A private audience with the pope ordinarily consists of a photo-op. A visitor is taken in, leans down to deliver a greeting, hears a few polite words, is handed a rosary -- red for women, black for men -- and departs. A contingent from Pittsburgh was ushered in last week and the few that could make out his words recall him saying, "Yes."

This is not to say the visitors leave unaffected. The Pittsburgh visitors were misty eyed, some of them. One blurted out, "I love you, Holy Father." When a man is the successor to St. Peter, a simple look can be enough.

Waiting at the gates that day, I spoke with John Donahue, expatriate Pittsburgher, reformed stockbroker and present seminarian. He left Wall Street in the early 1990s, unmoved by the power of the financial markets. He went to Rome where he wandered by luck or destiny into a meeting with Wojtyla.

"He didn't say anything to me. He didn't need to," Donahue said. "That handshake. I wasn't content with the business world after that." Donahue joined the Legionaries of Christ, a fastidious order that demands more than a decade of training.
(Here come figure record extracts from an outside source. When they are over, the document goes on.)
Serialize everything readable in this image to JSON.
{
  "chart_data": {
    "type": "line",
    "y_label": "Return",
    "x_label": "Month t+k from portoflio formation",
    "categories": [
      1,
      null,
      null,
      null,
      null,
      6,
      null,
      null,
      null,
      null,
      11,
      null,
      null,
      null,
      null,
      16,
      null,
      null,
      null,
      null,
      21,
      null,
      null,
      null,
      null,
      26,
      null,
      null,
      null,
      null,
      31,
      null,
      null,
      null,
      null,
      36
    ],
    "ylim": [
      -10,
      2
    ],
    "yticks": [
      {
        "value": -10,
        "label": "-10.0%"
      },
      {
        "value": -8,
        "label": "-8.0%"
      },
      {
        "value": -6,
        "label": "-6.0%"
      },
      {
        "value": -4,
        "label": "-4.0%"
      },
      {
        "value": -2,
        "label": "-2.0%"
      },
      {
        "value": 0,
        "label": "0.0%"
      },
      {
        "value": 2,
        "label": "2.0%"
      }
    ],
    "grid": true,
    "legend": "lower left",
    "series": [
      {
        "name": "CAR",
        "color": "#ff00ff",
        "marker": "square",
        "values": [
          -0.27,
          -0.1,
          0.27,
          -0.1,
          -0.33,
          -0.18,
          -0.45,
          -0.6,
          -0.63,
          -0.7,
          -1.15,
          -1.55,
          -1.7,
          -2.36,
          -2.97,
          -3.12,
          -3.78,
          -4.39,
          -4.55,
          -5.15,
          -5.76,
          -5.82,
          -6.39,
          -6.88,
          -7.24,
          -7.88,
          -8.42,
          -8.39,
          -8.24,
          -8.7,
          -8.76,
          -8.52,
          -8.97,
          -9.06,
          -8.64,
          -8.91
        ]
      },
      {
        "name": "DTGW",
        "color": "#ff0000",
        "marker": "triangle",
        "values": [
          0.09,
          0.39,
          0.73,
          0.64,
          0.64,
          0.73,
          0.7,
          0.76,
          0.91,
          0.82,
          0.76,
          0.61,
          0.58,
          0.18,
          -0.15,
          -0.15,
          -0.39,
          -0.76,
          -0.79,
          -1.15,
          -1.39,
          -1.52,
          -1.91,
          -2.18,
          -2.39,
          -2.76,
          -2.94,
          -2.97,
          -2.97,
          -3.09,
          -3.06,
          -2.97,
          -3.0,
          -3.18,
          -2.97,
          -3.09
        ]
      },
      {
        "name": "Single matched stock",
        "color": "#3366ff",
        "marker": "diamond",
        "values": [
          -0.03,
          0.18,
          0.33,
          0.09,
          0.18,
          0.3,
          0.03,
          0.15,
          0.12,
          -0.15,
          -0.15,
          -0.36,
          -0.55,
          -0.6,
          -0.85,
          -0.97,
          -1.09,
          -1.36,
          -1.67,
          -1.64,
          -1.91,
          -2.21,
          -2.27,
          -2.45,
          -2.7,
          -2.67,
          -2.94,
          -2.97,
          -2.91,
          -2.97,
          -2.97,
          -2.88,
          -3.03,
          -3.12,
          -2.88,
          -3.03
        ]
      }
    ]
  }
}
For Donahue to change his life entirely, the Pope didn't even have to say yes. Some things are simply understood, such as the encore the Pope requested when the Pittsburgh Symphony, spent after 72 minutes of thundering out Mahler's Resurrection Symphony, was asked to play the final page of the piece one more time -- an encore for a man with fewer and fewer evenings out left in him.

They played the choral finish:

Rise again, yes, rise again you will
My heart
Your pulsation
Will carry you to God

Nobody had to ask the old man what that one meant. It is an article of faith that, when the lights go out inside Karol Wojtyla, the ones in his windows will shine on above lovers in the square of the apostle.